SELECT D.DeptName FROM
Department D WHERE (SELECT COUNT(*)
FROM Employee E
WHERE E.DeptID = D.DeptID AND
E.Salary > 1000) > 2
SELECT DEPTNAME
FROM(SELECT D.DEPTNAME,COUNT(EMPID) AS TOTEMP
FROM DEPT AS D,EMPLOYEE AS E
WHERE D.DEPTID=E.DEPTID AND SALARY>1000
GROUP BY D.DEPTID
)
WHERE TOTEMP>2;
select min(DEPARTMENT.DeptName) as deptname
from DEPARTMENT
inner join employee on
DEPARTMENT.DeptId = employee.DeptId
where Salary > 1000
group by (EmpId) having count(EmpId) > =2
hope this helps
select DeptName from DEPARTMENT inner join EMPLOYEE using (DeptId) where Salary>1000 group by DeptName having count(*)>2
select D.DeptName from [Department] D where D.DeptID in
(
select E.DeptId from [Employee] E
where E.Salary > 1000
group by E.DeptId
having count(*) > 2
)
select deptname from dept_1
where exists
(
SELECT DeptId,COUNT(*)
FROM emp_1
where salary>1000
and emp_1.deptid=dept_1.deptid
GROUP BY DeptId
having count(*)>2)
1:list name of all employee who earn more than RS.100000 in a year.
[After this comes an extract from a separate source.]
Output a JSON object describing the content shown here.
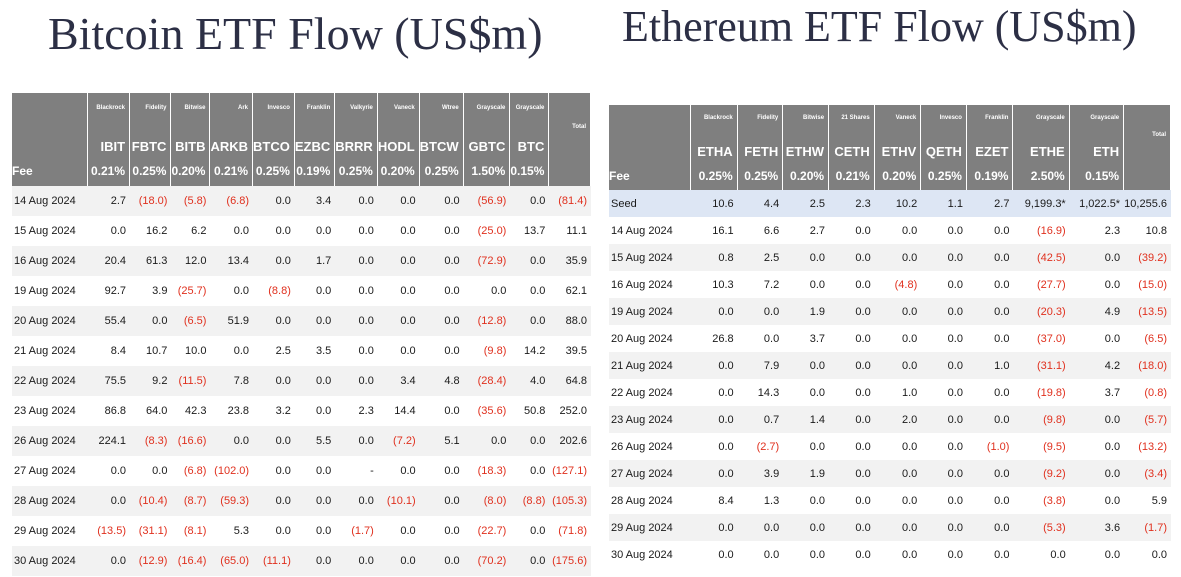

2:give the name of employee who earn heads the department where employee with employee I.D
My main advice would be to steer clear of the HAVING clause (see below):
WITH HighEarners AS
( SELECT EmpId, DeptId
FROM EMPLOYEE
WHERE Salary > 1000 ),
DeptmentHighEarnerTallies AS
( SELECT DeptId, COUNT(*) AS HighEarnerTally
FROM HighEarners
GROUP
BY DeptId )
SELECT DeptName
FROM DEPARTMENT NATURAL JOIN DeptmentHighEarnerTallies
WHERE HighEarnerTally > 2;
The very early SQL implementations lacked derived tables and HAVING was a workaround for one of its most obvious drawbacks (how to select on the result of a set function from the SELECT clause). Once derived tables had become a thing, the need for HAVING went away. Sadly, HAVING itself didn't go away (and never will) because nothing is ever removed from standard SQL. There is no need to learn HAVING and I encourage fledgling coders to avoid using this historical hangover.